We'll explore this analysis using the example of a single DCFC location, computing the distance of each node away from this point, and then assigning this distance to each Exit feature by determining the node that is nearest the Exit. The workflow is summarized as follows:
* Extract a single node ID (from the list generatd above)
* Use the `single_source_dijkstra_path_length()` algorithm to compute the network distance from this node to all other nodes in the graph, up to a limit of 100 miles. 
* From this result, extract the node nearest each exit and assign the distance to that node

In [None]:
#Get the graph node nearest the point
theStartNode = nodes_dcfc[0]
theStartNode

In [None]:
#Compute distance to other nodes, with cutoff of 100 miles
theSPs = nx.single_source_dijkstra_path_length(nc_graph,
                                               theStartNode,cutoff=100*1609.34,
                                               weight='length')

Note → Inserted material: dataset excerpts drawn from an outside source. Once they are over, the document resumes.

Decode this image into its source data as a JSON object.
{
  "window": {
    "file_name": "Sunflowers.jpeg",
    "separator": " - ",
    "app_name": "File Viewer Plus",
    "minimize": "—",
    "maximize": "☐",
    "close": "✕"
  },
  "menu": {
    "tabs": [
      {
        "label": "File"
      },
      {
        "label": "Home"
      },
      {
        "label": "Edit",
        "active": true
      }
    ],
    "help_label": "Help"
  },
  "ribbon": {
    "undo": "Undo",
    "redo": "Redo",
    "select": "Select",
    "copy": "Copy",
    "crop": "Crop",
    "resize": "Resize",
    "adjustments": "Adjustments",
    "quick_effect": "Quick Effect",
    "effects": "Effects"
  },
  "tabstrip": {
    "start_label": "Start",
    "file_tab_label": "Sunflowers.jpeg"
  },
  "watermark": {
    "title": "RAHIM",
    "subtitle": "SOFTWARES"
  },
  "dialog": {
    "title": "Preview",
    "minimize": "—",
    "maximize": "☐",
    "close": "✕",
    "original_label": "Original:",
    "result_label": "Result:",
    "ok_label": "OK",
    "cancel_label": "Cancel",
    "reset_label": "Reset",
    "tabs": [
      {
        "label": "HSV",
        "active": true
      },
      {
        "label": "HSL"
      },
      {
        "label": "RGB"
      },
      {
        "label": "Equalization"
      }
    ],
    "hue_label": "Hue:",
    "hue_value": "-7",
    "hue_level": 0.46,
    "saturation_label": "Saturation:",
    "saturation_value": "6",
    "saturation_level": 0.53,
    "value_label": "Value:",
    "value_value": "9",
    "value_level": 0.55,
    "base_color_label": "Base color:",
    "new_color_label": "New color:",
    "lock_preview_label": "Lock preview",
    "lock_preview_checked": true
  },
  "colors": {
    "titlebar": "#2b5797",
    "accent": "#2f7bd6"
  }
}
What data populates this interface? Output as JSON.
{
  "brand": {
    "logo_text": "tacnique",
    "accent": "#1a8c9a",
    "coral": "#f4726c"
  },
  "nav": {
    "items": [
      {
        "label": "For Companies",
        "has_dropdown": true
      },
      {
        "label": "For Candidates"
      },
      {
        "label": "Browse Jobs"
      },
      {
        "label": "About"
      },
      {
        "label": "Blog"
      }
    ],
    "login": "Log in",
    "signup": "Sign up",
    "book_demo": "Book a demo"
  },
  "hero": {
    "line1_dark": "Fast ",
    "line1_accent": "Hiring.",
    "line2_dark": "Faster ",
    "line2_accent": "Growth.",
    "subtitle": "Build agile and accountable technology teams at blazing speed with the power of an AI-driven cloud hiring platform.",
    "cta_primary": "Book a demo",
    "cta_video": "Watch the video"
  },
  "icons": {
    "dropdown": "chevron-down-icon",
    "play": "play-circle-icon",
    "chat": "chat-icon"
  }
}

The result of the algorithm is a dictionary of nodes:distance values. A quick detour to convert the dictionary into a dataframe and plot the histogram of each node's distance away from the DCFC point.

In [None]:
#Create a dataframe of the distances, and plot in miles
df = pd.DataFrame()
df['node_id']=theSPs.keys()
df['distance_m'] = theSPs.values()
df['distance_mi'] = df.distance_m/1609.34
df.distance_mi.hist();

In [None]:
#Compute the paths to other nodes, with cutoff of 100 miles
thePaths = nx.single_source_dijkstra_path(nc_graph,
                                          theStartNode,cutoff=100*1609.34,
                                          weight='length')
type(thePaths)

This returns a dictionary listing all the nodes within 100 miles of a given node. So, we can iterate thro

In [None]:
thePaths[theStartNode]

In [None]:
nx.dijkstra_path_length(nc_graph,nodes_dcfc[0],nodes_exits[0],weight='length')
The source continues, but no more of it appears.